RADIO FADING AND THE NATURAL ELECTROMAGNETIC BACKGROUND

Abstract

A comparison is made between the natural geomagnetic background in the frequency range 0.006–0.6 Hz and fluctuations of the difference in received signal strength between the two magnetoionic modes of vertically incident broad-band radio signals in the range 6–16 MHz, observed at a single station near Victoria, British Columbia. At this station the following points were observed:1. During the daytime there is often a spectral component common to the radio-signal fluctuations and to the natural geomagnetic background, even during quiet magnetic times. There is seldom phase coherence, however, except for a few minutes at a time.2. There is a small but highly significant (1%) linear correlation R = 0.33 between all the hourly mean amplitudes of the radio-signal fluctuation level and the hourly mean amplitudes of the natural geomagnetic background. The correlation coefficient rises as high as R = 0.71 at 1400–1500 local time, when only a particular hour of each day is considered.
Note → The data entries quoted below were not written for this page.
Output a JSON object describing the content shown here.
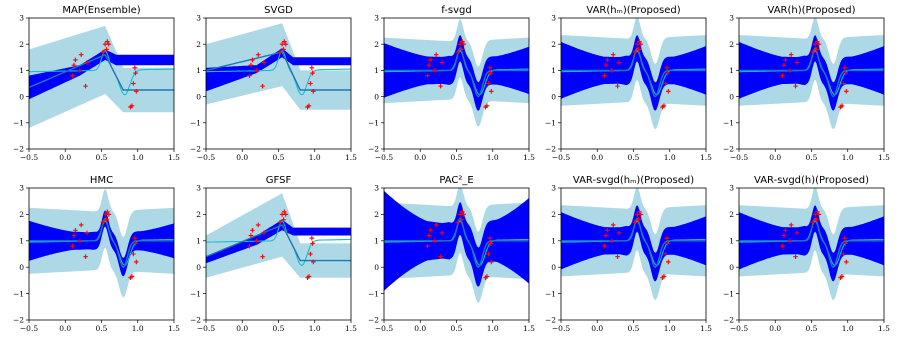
{
  "figure": {
    "colors": {
      "outer_band": "#add8e6",
      "inner_band": "#0000ff",
      "mean_line": "#1f77b4",
      "true_function": "#17becf",
      "observations": "#ff0000"
    }
  },
  "chart_data": [
    {
      "type": "line",
      "title": "MAP(Ensemble)",
      "method": "map",
      "xlim": [
        -0.5,
        1.5
      ],
      "ylim": [
        -2,
        3
      ],
      "xticks": [
        "−0.5",
        "0.0",
        "0.5",
        "1.0",
        "1.5"
      ],
      "yticks": [
        "−2",
        "−1",
        "0",
        "1",
        "2",
        "3"
      ]
    },
    {
      "type": "line",
      "title": "SVGD",
      "method": "svgd",
      "xlim": [
        -0.5,
        1.5
      ],
      "ylim": [
        -2,
        3
      ],
      "xticks": [
        "−0.5",
        "0.0",
        "0.5",
        "1.0",
        "1.5"
      ],
      "yticks": [
        "−2",
        "−1",
        "0",
        "1",
        "2",
        "3"
      ]
    },
    {
      "type": "line",
      "title": "f-svgd",
      "method": "fsvgd",
      "xlim": [
        -0.5,
        1.5
      ],
      "ylim": [
        -2,
        3
      ],
      "xticks": [
        "−0.5",
        "0.0",
        "0.5",
        "1.0",
        "1.5"
      ],
      "yticks": [
        "−2",
        "−1",
        "0",
        "1",
        "2",
        "3"
      ]
    },
    {
      "type": "line",
      "title": "VAR(hₘ)(Proposed)",
      "method": "var",
      "xlim": [
        -0.5,
        1.5
      ],
      "ylim": [
        -2,
        3
      ],
      "xticks": [
        "−0.5",
        "0.0",
        "0.5",
        "1.0",
        "1.5"
      ],
      "yticks": [
        "−2",
        "−1",
        "0",
        "1",
        "2",
        "3"
      ]
    },
    {
      "type": "line",
      "title": "VAR(h)(Proposed)",
      "method": "var",
      "xlim": [
        -0.5,
        1.5
      ],
      "ylim": [
        -2,
        3
      ],
      "xticks": [
        "−0.5",
        "0.0",
        "0.5",
        "1.0",
        "1.5"
      ],
      "yticks": [
        "−2",
        "−1",
        "0",
        "1",
        "2",
        "3"
      ]
    },
    {
      "type": "line",
      "title": "HMC",
      "method": "hmc",
      "xlim": [
        -0.5,
        1.5
      ],
      "ylim": [
        -2,
        3
      ],
      "xticks": [
        "−0.5",
        "0.0",
        "0.5",
        "1.0",
        "1.5"
      ],
      "yticks": [
        "−2",
        "−1",
        "0",
        "1",
        "2",
        "3"
      ]
    },
    {
      "type": "line",
      "title": "GFSF",
      "method": "gfsf",
      "xlim": [
        -0.5,
        1.5
      ],
      "ylim": [
        -2,
        3
      ],
      "xticks": [
        "−0.5",
        "0.0",
        "0.5",
        "1.0",
        "1.5"
      ],
      "yticks": [
        "−2",
        "−1",
        "0",
        "1",
        "2",
        "3"
      ]
    },
    {
      "type": "line",
      "title": "PAC²_E",
      "method": "pac",
      "xlim": [
        -0.5,
        1.5
      ],
      "ylim": [
        -2,
        3
      ],
      "xticks": [
        "−0.5",
        "0.0",
        "0.5",
        "1.0",
        "1.5"
      ],
      "yticks": [
        "−2",
        "−1",
        "0",
        "1",
        "2",
        "3"
      ]
    },
    {
      "type": "line",
      "title": "VAR-svgd(hₘ)(Proposed)",
      "method": "var",
      "xlim": [
        -0.5,
        1.5
      ],
      "ylim": [
        -2,
        3
      ],
      "xticks": [
        "−0.5",
        "0.0",
        "0.5",
        "1.0",
        "1.5"
      ],
      "yticks": [
        "−2",
        "−1",
        "0",
        "1",
        "2",
        "3"
      ]
    },
    {
      "type": "line",
      "title": "VAR-svgd(h)(Proposed)",
      "method": "var",
      "xlim": [
        -0.5,
        1.5
      ],
      "ylim": [
        -2,
        3
      ],
      "xticks": [
        "−0.5",
        "0.0",
        "0.5",
        "1.0",
        "1.5"
      ],
      "yticks": [
        "−2",
        "−1",
        "0",
        "1",
        "2",
        "3"
      ]
    }
  ],
  "observations": {
    "x": [
      0.1,
      0.12,
      0.14,
      0.2,
      0.22,
      0.28,
      0.3,
      0.52,
      0.55,
      0.57,
      0.58,
      0.6,
      0.9,
      0.92,
      0.94,
      0.96,
      0.97,
      0.98
    ],
    "y": [
      0.8,
      1.2,
      1.4,
      1.0,
      1.6,
      0.4,
      1.3,
      1.7,
      2.0,
      1.8,
      2.1,
      2.0,
      -0.4,
      -0.35,
      0.5,
      1.1,
      0.9,
      0.2
    ]
  },
  "methods": {
    "map": {
      "mean_x": [
        -0.5,
        0.55,
        0.8,
        1.5
      ],
      "mean_y": [
        0.35,
        1.6,
        0.25,
        0.25
      ],
      "inner_x": [
        -0.5,
        0.2,
        0.55,
        0.7
      ],
      "inner_upper": [
        0.8,
        1.2,
        1.8,
        1.6
      ],
      "inner_lower": [
        -0.1,
        0.8,
        1.4,
        1.2
      ],
      "outer_x": [
        -0.5,
        0.55,
        0.8,
        1.5
      ],
      "outer_upper": [
        1.8,
        2.7,
        1.1,
        1.1
      ],
      "outer_lower": [
        -1.2,
        0.1,
        -0.6,
        -0.6
      ]
    },
    "svgd": {
      "mean_x": [
        -0.5,
        0.55,
        0.8,
        1.5
      ],
      "mean_y": [
        1.0,
        1.7,
        0.25,
        0.25
      ],
      "inner_x": [
        -0.5,
        0.2,
        0.55,
        0.7
      ],
      "inner_upper": [
        1.1,
        1.2,
        1.85,
        1.5
      ],
      "inner_lower": [
        0.2,
        0.9,
        1.5,
        1.2
      ],
      "outer_x": [
        -0.5,
        0.55,
        0.8,
        1.5
      ],
      "outer_upper": [
        2.0,
        2.8,
        1.0,
        1.0
      ],
      "outer_lower": [
        -0.3,
        0.4,
        -0.5,
        -0.5
      ]
    },
    "fsvgd": {
      "band_out": 1.1,
      "band_in": 0.5,
      "spread": 0.5,
      "tail": 0.15
    },
    "var": {
      "band_out": 1.2,
      "band_in": 0.5,
      "spread": 0.6,
      "tail": 0.1
    },
    "hmc": {
      "band_out": 1.1,
      "band_in": 0.3,
      "spread": 0.5,
      "tail": 0.4
    },
    "gfsf": {
      "mean_x": [
        -0.5,
        0.55,
        0.8,
        1.5
      ],
      "mean_y": [
        0.4,
        1.6,
        0.25,
        0.25
      ],
      "inner_x": [
        -0.5,
        0.2,
        0.55,
        0.7
      ],
      "inner_upper": [
        0.4,
        1.2,
        1.8,
        1.5
      ],
      "inner_lower": [
        0.15,
        0.85,
        1.4,
        1.2
      ],
      "outer_x": [
        -0.5,
        0.55,
        0.8,
        1.5
      ],
      "outer_upper": [
        1.2,
        2.8,
        0.9,
        0.9
      ],
      "outer_lower": [
        -0.4,
        0.4,
        -0.4,
        -0.4
      ]
    },
    "pac": {
      "band_out": 1.3,
      "band_in": 0.6,
      "spread": 0.6,
      "tail": 0.6
    }
  }
}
It is concluded that geomagnetic micropulsations in this frequency range are a better indicator of r-f. fluctuations than is the local K_p.3. At night, there is a relationship between the occurrence of P_t's and of r-f. fluctuation, although their frequency components are not usually as closely related as are those of the daytime regimes.It is suggested that geomagnetic micropulsations can couple exospheric or auroral zone fluctuations into the upper E or F regions strongly enough to produce observable radio-signal fluctuations at mid-latitudes, even during magnetically quiet times.Lack of correlation between micropulsations and phase fluctuations of 18 kHz signals observed over an E–W 100-km path, and 80 kHz observed over an E–W 3 300-km path suggests that significant coupling does not extend down to the D region during magnetically quiet times.